In determining the government’s access to two hours of Location History implicated only limited privacy concerns, the Court likened the two hours of Location History to the short-term surveillance of public movements and highlighted it concerned only a “single, brief trip” from which the government could not, alone, deduce intimate details about Chatrie’s life, distinguishing it from the more comprehensive and revealing seven days’ worth of CSLI in Carpenter and the weeks of aerial photographs in the Fourth Circuit’s Beautiful Struggle case

The Court also found that Chatrie voluntarily and knowingly shared his Location History data with Google when he affirmatively turned on the Location History setting on his device. The Court emphasized that Location History is “off” by default, turning on Location History was not necessary to use his phone or applications, and before activating the setting, Chatrie received ample notice that Google would store his location data. The Court also noted that he had the right to view, delete, or change this data and to stop Google from collecting it at any time. The Fourth Circuit distinguished Chatrie’s affirmative decision to turn on the non-essential Location History setting from the sharing of CSLI in Carpenter, which the Supreme Court deemed to be involuntarily because it is an automatic and integral function of phones that cannot be stopped without turning off the phone or choosing not to have one – both unreasonable options, in the Court’s view, because phones are “a pervasive and insistent part of daily life.”

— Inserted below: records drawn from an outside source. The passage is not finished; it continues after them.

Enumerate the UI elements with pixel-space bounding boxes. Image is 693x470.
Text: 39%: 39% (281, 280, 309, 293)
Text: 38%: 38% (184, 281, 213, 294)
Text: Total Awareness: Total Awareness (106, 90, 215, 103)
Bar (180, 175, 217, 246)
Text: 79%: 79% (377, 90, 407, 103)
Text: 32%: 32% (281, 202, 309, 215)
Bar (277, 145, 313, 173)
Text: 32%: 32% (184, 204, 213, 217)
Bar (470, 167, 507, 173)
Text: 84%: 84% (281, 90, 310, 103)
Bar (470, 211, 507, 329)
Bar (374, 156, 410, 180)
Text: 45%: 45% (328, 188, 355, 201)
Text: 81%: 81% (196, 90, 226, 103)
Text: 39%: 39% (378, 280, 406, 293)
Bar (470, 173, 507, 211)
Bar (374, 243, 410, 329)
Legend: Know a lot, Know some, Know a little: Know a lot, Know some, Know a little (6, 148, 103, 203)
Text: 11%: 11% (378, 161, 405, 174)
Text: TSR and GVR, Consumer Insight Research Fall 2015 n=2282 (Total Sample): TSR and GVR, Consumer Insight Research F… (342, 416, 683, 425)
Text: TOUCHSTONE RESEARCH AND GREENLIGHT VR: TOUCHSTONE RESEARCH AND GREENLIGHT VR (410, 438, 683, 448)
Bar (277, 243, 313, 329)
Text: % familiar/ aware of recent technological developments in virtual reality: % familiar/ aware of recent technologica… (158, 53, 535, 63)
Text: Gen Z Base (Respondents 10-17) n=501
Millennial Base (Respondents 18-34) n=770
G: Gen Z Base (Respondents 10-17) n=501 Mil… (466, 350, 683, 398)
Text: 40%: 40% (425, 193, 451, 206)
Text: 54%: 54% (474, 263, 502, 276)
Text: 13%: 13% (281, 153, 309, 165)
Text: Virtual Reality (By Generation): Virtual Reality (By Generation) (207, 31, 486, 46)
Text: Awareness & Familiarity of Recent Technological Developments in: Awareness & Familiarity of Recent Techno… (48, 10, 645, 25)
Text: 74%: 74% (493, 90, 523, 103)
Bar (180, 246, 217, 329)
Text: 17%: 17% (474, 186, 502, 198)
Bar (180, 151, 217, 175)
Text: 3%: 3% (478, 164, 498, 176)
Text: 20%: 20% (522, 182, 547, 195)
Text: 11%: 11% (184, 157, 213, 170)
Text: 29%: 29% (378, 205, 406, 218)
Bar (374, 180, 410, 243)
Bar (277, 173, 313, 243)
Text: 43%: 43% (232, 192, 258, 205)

Chatrie’s counsel have indicated they will petition for hearing or rehearing en banc in light of Judge Wynn’s nearly seventy-page dissent, which would have found that Chatrie did have an expectation of privacy in his Location History and that the government’s search violated the Fourth Amendment and should not have been excused under the good-faith exception. 

Key Takeaways

Notwithstanding that the case may be reheard, key takeaways of the current Fourth Circuit opinion are:

The ruling is not a sweeping pronouncement that individuals lack a reasonable expectation of privacy in all location data or that all geofence requests are not searches.

  • Although the Fourth Circuit does not expressly limit its ruling to the facts before it, the facts here mattered – specifically, the narrow two-hour window capturing limited data offering only a narrow glimpse into the defendant’s life and Chatrie affirmatively enabled Location History subject to adequate notice and could disable it at any time. A court could reach a different outcome in a case involving a broader time period or a different type of location data, among other potential variables.

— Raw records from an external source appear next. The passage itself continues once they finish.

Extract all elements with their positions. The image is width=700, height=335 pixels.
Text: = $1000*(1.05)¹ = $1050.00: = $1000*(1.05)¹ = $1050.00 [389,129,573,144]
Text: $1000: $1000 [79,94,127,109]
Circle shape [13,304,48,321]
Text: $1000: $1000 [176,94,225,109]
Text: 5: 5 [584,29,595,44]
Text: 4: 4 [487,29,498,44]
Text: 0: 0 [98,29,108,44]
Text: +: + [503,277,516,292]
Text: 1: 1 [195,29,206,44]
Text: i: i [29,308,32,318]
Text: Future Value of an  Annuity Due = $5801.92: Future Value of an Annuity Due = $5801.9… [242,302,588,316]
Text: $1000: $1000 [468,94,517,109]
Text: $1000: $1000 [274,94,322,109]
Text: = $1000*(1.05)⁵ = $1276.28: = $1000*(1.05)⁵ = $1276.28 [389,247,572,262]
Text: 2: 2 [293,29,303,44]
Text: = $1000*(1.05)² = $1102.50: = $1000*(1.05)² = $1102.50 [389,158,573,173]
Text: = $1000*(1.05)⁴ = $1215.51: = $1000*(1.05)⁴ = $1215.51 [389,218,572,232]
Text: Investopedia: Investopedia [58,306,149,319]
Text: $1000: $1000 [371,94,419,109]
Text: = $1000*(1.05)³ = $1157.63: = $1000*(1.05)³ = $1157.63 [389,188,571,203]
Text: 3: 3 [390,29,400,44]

There may be narrow circumstances where the government attempts to use court orders or even subpoenas to compel providers to conduct reverse location searches. 

  • The Court’s finding that no search occurred and thus no warrant was required suggests that there may be circumstances like those in Chatrie where the government may compel providers to conduct geofence requests pursuant to lower levels of process, such as court orders for ECPA-covered providers and subpoenas for non-ECPA covered entities. Therefore, providers may see an uptick in geofence orders and subpoenas from forward-leaning investigators and prosecutors, particularly where the government does not believe it can show probable cause to obtain a warrant. 

Providers may change their products to limit their ability to process geofence requests.

  • After the Fourth Circuit held oral arguments, Google announced it would be changing the Location History setting, including by switching to storing Location History on users’ devices (as opposed to on Google’s servers) and encrypting this data when backed up to Google’s servers, curtailing Google’s ability to query using this type of location data. Apple has long employed similar approaches to location data, which has limited Apple’s ability to process geofence requests and resulted in Apple receiving very few geofence requests.